Additional assessment (co-morbidities, medications, social support):
Introduce an assessment proforma which is specifcally for patients aged 70 and over. Consider joint neurosurgical/neuro-oncology assessment prior to any intervention to maximise decisions based on QoL. Is there access to an electronic prescribing record for these patients? Ask the patient to bring a list of medications to clinic.
Overall survival:
Consider additional data collection for the next audit cycle looking specificaly at appropriateness of treatment given alongside PS of patient (e.g. treatment toxicity).
Are there novel therapies that can be explored?
References
1. Brodbelt A, Greenberg D, Winters T, Williams M, Vernon S, Collins VP. Glioblastoma in England: 2007-2011. Eur J Cancer. 2015; 51(4):533-542.
2. Stupp R, Mason WP, van den Bent MJ et al. Radiotherapy plus concomitant and adjuvant temozolomdie for glioblastoma.

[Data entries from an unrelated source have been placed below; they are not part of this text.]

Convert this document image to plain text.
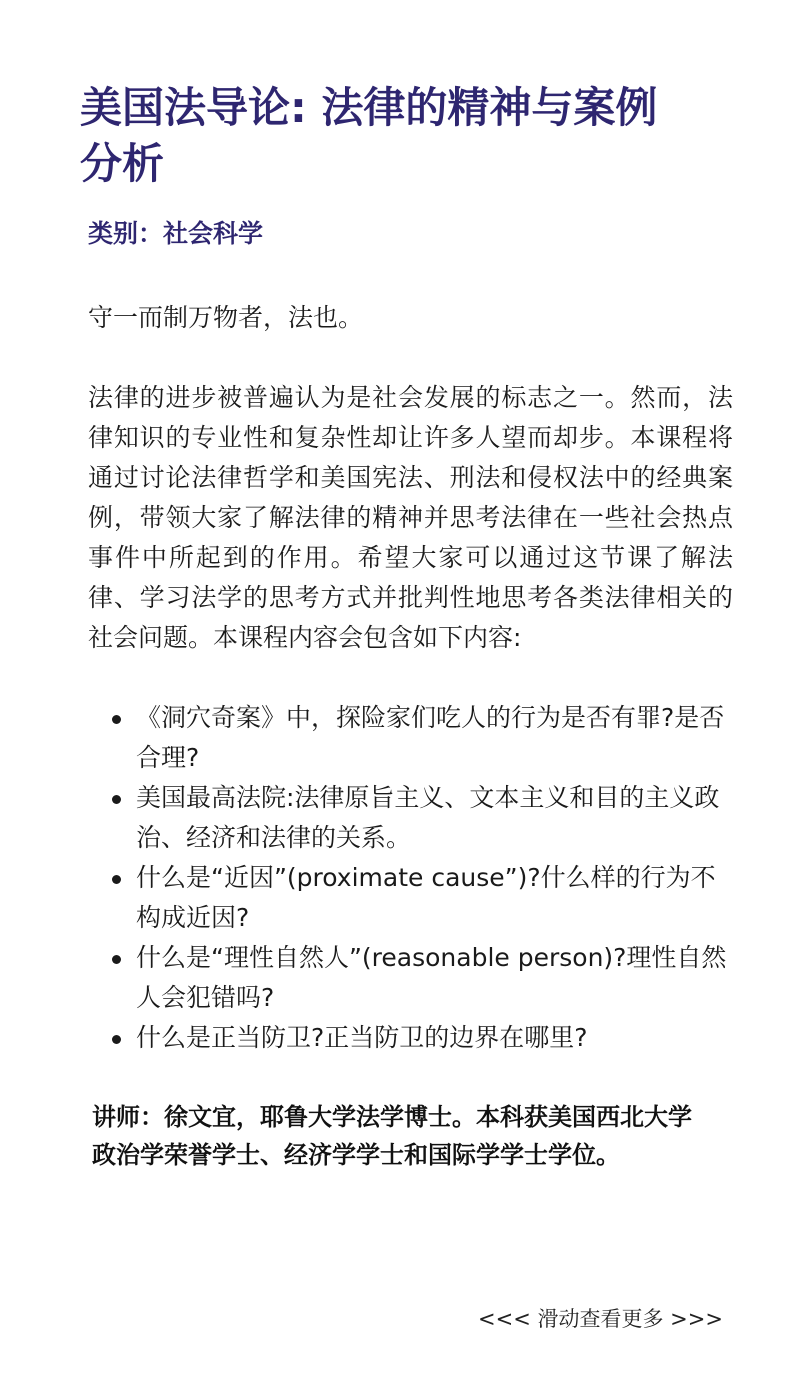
美国法导论: 法律的精神与案例分析

类别：社会科学

守一而制万物者，法也。

法律的进步被普遍认为是社会发展的标志之一。然而，法律知识的专业性和复杂性却让许多人望而却步。本课程将通过讨论法律哲学和美国宪法、刑法和侵权法中的经典案例，带领大家了解法律的精神并思考法律在一些社会热点事件中所起到的作用。希望大家可以通过这节课了解法律、学习法学的思考方式并批判性地思考各类法律相关的社会问题。本课程内容会包含如下内容:

《洞穴奇案》中，探险家们吃人的行为是否有罪?是否合理?
美国最高法院:法律原旨主义、文本主义和目的主义政治、经济和法律的关系。
什么是“近因”(proximate cause”)?什么样的行为不构成近因?
什么是“理性自然人”(reasonable person)?理性自然人会犯错吗?
什么是正当防卫?正当防卫的边界在哪里?

讲师：徐文宜，耶鲁大学法学博士。本科获美国西北大学政治学荣誉学士、经济学学士和国际学学士学位。

<<< 滑动查看更多 >>>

New England Journal of Medicine. 2005; 352 (10): 987-996.
3. Wick W, Platten M, Meisner C, et al. Temozolomide chemotherapy alone versus radiotherapy alone for malignant astrocytoma in the elderly: the NOA-01 randomised, phase 3 trial. Lancet Oncology. 2012; 13(7):707-715.
4. Malmstrom A, Gronberg BH, Marosi C, et al. Temozolomide versus standard 6-week radiotherapy versus hypofractionated radiotherapy in patients older than 60 years with glioblastoma: the Nordic randomised, phase 3 trial. Lancet Oncology. 2012; 13(9):916-926.
5. Perry JR, Laperriere N, O'Callaghan CJ, Brandes AA et al. Short-course Radiation plus Temozolamide in elderly patients with Glioblastoma. New England Journal of Medicine. 2017; 376:1027-1037.
6. Oken M, Creech R, Tormey D, et al. Toxicity and response criteria of the Eastern Cooperative Oncology Group. Am J Clin Oncol. 1982;5:649-655.
7. Karnofsky D, Burchenal J, The clinical evaluation of chemotherapeutic agents in cancer. In: MacLeod C, ed. Evaluation of Chemotherapeutic Agents. New York, NY: Columbia University Press; 1949:191–205.
8. Weitzner MA, Meyers CA, Gelke CK et al. The functional assessment of cancer therapy (FACT) scale: development of a brain subscale and revalidation of the general version (FACT-G) in patients with primary brain tumors. Cancer75(5), 1151–1161 (1995).